Pietro Massinello was a circus of one, allowed, like the others, to move his feast of dogs, cats, geese, and parakeets from the roof, where they lived in summer, to a basement lumber room in December, where they survived in a medley of barks, cackles, riots, and slumbers through the years. You could see him running along Los Angeles streets with his herd of adoring beasts in his wake, the dogs frisking, a bird on each shoulder, a duck pursuing, as he toted a portable windup phonograph which he set down at street corners to play Tales from the Vienna Woods and dance his dogs for whatever people threw him. He was a tiny man with bells on his hat, black mascara around his wide innocent mad eyes, and chimes sewn on his cuffs and lapels. He did not speak to people, he sang.
The sign outside his lean-to basement lumber room read MANGER, and love filled the place, the love of beautifully treated and petted and spoiled animals for their incredible master.
So much for Pietro Massinello.
Henry, the blind colored man, was even more special. Special because he not only spoke clean and clear, but walked without canes through our lives and survived when the others had gone, without trumpets, off in the night.
He was waiting for me when I came in the downstairs entrance to the tenement.
He was waiting for me in the dark, hid back against the wall, his face so black it was unseen.
It was his eyes, blind but white rimmed, which startled me.
I jumped and gasped.
“Henry. Is that you?”
“Scare you, did I?” Henry smiled, then remembered why he was there. “I been waiting on you,” he said, lowering his voice, looking around as if he could actually see the shadows.
“Something wrong, Henry?”
“Yes. No. I don’t know. Things is changing. The old place ain’t the same. People is nervous. Even me.”
I saw his right hand fumble down in the dark to touch and twitch a peppermint-striped cane. I had never seen him carry a cane before. My eye ran down to the tip, which was rounded with what looked to be a good weight of lead. It was not a blind man’s guide. It was a weapon.
“Henry,” I whispered.
And we stood for a moment while I looked him over and saw what had always been there.

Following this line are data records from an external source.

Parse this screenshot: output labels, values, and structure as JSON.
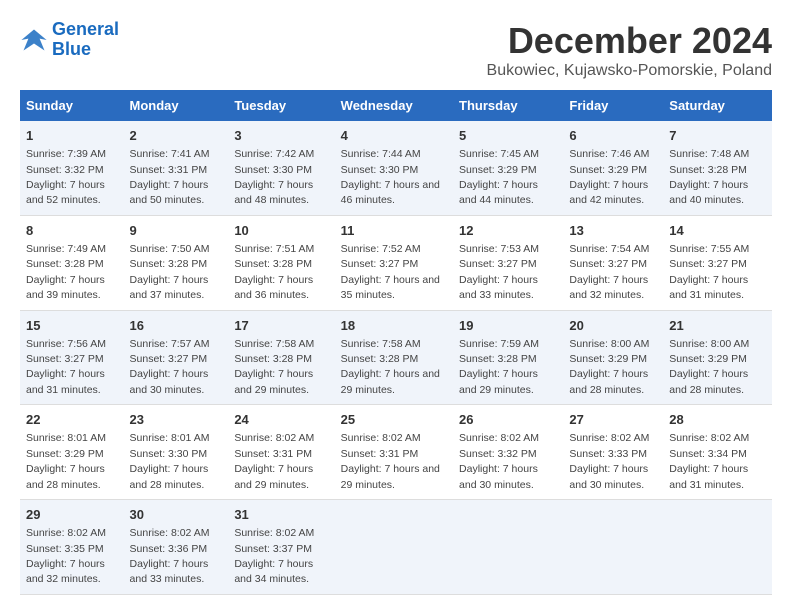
{
  "logo": {
    "line1": "General",
    "line2": "Blue"
  },
  "title": "December 2024",
  "subtitle": "Bukowiec, Kujawsko-Pomorskie, Poland",
  "days_header": [
    "Sunday",
    "Monday",
    "Tuesday",
    "Wednesday",
    "Thursday",
    "Friday",
    "Saturday"
  ],
  "weeks": [
    [
      {
        "day": "1",
        "sunrise": "Sunrise: 7:39 AM",
        "sunset": "Sunset: 3:32 PM",
        "daylight": "Daylight: 7 hours and 52 minutes."
      },
      {
        "day": "2",
        "sunrise": "Sunrise: 7:41 AM",
        "sunset": "Sunset: 3:31 PM",
        "daylight": "Daylight: 7 hours and 50 minutes."
      },
      {
        "day": "3",
        "sunrise": "Sunrise: 7:42 AM",
        "sunset": "Sunset: 3:30 PM",
        "daylight": "Daylight: 7 hours and 48 minutes."
      },
      {
        "day": "4",
        "sunrise": "Sunrise: 7:44 AM",
        "sunset": "Sunset: 3:30 PM",
        "daylight": "Daylight: 7 hours and 46 minutes."
      },
      {
        "day": "5",
        "sunrise": "Sunrise: 7:45 AM",
        "sunset": "Sunset: 3:29 PM",
        "daylight": "Daylight: 7 hours and 44 minutes."
      },
      {
        "day": "6",
        "sunrise": "Sunrise: 7:46 AM",
        "sunset": "Sunset: 3:29 PM",
        "daylight": "Daylight: 7 hours and 42 minutes."
      },
      {
        "day": "7",
        "sunrise": "Sunrise: 7:48 AM",
        "sunset": "Sunset: 3:28 PM",
        "daylight": "Daylight: 7 hours and 40 minutes."
      }
    ],
    [
      {
        "day": "8",
        "sunrise": "Sunrise: 7:49 AM",
        "sunset": "Sunset: 3:28 PM",
        "daylight": "Daylight: 7 hours and 39 minutes."
      },
      {
        "day": "9",
        "sunrise": "Sunrise: 7:50 AM",
        "sunset": "Sunset: 3:28 PM",
        "daylight": "Daylight: 7 hours and 37 minutes."
      },
      {
        "day": "10",
        "sunrise": "Sunrise: 7:51 AM",
        "sunset": "Sunset: 3:28 PM",
        "daylight": "Daylight: 7 hours and 36 minutes."
      },
      {
        "day": "11",
        "sunrise": "Sunrise: 7:52 AM",
        "sunset": "Sunset: 3:27 PM",
        "daylight": "Daylight: 7 hours and 35 minutes."
      },
      {
        "day": "12",
        "sunrise": "Sunrise: 7:53 AM",
        "sunset": "Sunset: 3:27 PM",
        "daylight": "Daylight: 7 hours and 33 minutes."
      },
      {
        "day": "13",
        "sunrise": "Sunrise: 7:54 AM",
        "sunset": "Sunset: 3:27 PM",
        "daylight": "Daylight: 7 hours and 32 minutes."
      },
      {
        "day": "14",
        "sunrise": "Sunrise: 7:55 AM",
        "sunset": "Sunset: 3:27 PM",
        "daylight": "Daylight: 7 hours and 31 minutes."
      }
    ],
    [
      {
        "day": "15",
        "sunrise": "Sunrise: 7:56 AM",
        "sunset": "Sunset: 3:27 PM",
        "daylight": "Daylight: 7 hours and 31 minutes."
      },
      {
        "day": "16",
        "sunrise": "Sunrise: 7:57 AM",
        "sunset": "Sunset: 3:27 PM",
        "daylight": "Daylight: 7 hours and 30 minutes."
      },
      {
        "day": "17",
        "sunrise": "Sunrise: 7:58 AM",
        "sunset": "Sunset: 3:28 PM",
        "daylight": "Daylight: 7 hours and 29 minutes."
      },
      {
        "day": "18",
        "sunrise": "Sunrise: 7:58 AM",
        "sunset": "Sunset: 3:28 PM",
        "daylight": "Daylight: 7 hours and 29 minutes."
      },
      {
        "day": "19",
        "sunrise": "Sunrise: 7:59 AM",
        "sunset": "Sunset: 3:28 PM",
        "daylight": "Daylight: 7 hours and 29 minutes."
      },
      {
        "day": "20",
        "sunrise": "Sunrise: 8:00 AM",
        "sunset": "Sunset: 3:29 PM",
        "daylight": "Daylight: 7 hours and 28 minutes."
      },
      {
        "day": "21",
        "sunrise": "Sunrise: 8:00 AM",
        "sunset": "Sunset: 3:29 PM",
        "daylight": "Daylight: 7 hours and 28 minutes."
      }
    ],
    [
      {
        "day": "22",
        "sunrise": "Sunrise: 8:01 AM",
        "sunset": "Sunset: 3:29 PM",
        "daylight": "Daylight: 7 hours and 28 minutes."
      },
      {
        "day": "23",
        "sunrise": "Sunrise: 8:01 AM",
        "sunset": "Sunset: 3:30 PM",
        "daylight": "Daylight: 7 hours and 28 minutes."
      },
      {
        "day": "24",
        "sunrise": "Sunrise: 8:02 AM",
        "sunset": "Sunset: 3:31 PM",
        "daylight": "Daylight: 7 hours and 29 minutes."
      },
      {
        "day": "25",
        "sunrise": "Sunrise: 8:02 AM",
        "sunset": "Sunset: 3:31 PM",
        "daylight": "Daylight: 7 hours and 29 minutes."
      },
      {
        "day": "26",
        "sunrise": "Sunrise: 8:02 AM",
        "sunset": "Sunset: 3:32 PM",
        "daylight": "Daylight: 7 hours and 30 minutes."
      },
      {
        "day": "27",
        "sunrise": "Sunrise: 8:02 AM",
        "sunset": "Sunset: 3:33 PM",
        "daylight": "Daylight: 7 hours and 30 minutes."
      },
      {
        "day": "28",
        "sunrise": "Sunrise: 8:02 AM",
        "sunset": "Sunset: 3:34 PM",
        "daylight": "Daylight: 7 hours and 31 minutes."
      }
    ],
    [
      {
        "day": "29",
        "sunrise": "Sunrise: 8:02 AM",
        "sunset": "Sunset: 3:35 PM",
        "daylight": "Daylight: 7 hours and 32 minutes."
      },
      {
        "day": "30",
        "sunrise": "Sunrise: 8:02 AM",
        "sunset": "Sunset: 3:36 PM",
        "daylight": "Daylight: 7 hours and 33 minutes."
      },
      {
        "day": "31",
        "sunrise": "Sunrise: 8:02 AM",
        "sunset": "Sunset: 3:37 PM",
        "daylight": "Daylight: 7 hours and 34 minutes."
      },
      {
        "day": "",
        "sunrise": "",
        "sunset": "",
        "daylight": ""
      },
      {
        "day": "",
        "sunrise": "",
        "sunset": "",
        "daylight": ""
      },
      {
        "day": "",
        "sunrise": "",
        "sunset": "",
        "daylight": ""
      },
      {
        "day": "",
        "sunrise": "",
        "sunset": "",
        "daylight": ""
      }
    ]
  ]
}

He had everything memorized. In his pride he had counted and could recall every pace in this block and the next and the next, and how many steps across at this intersection or that. And he could name the streets he strode past, with sovereign certainty, by the butcher or shoeshine or drugstore or poolhall smokes and smells. And even when the shops were shut, he would “see” the kosher pickle scents or the boxed tobaccos, or the locked-away African ivory aromas of the billiard balls in their nests, or the aphrodisiac whiff from the gas station when some tank flooded, and Henry walking, staring straight ahead, no dark glasses, no cane, his mouth counting the beats, to turn in at Al’s Beer and walk steadily and unswervingly through the crowded tables toward an empty piano stool, there to sit and reach up for the beer that was automatically popped in place by Al before his arrival, to play exactly three tunes, including the “Maple Leaf” sadly better than Cal the barber, drink the one beer, and stride out into a night he owned with his paces and counts, heading home, calling out to unseen voices, naming names, proud of his shuttered genius, only his nose steering the way and his legs firm and muscled from ten miles of strides per day.
If you tried to help him across the street, which I made the mistake of doing once, he yanked his elbow away and stared at you so angrily that your face burned.
“Don’t touch,” he whispered. “Don’t confuse. You put me off now. Where was I?” He threw some abacus beads in his dark head. He counted cornrows on his skull. “Yeah. Now. Thirty-five across, thirty-seven over.” And on he went alone, leaving you on the curb, his own parade, thirty-five steps across Temple this way, and thirty-seven the other, across Figueroa. An invisible cane tapped cadence for him. He marched, by God, he truly marched.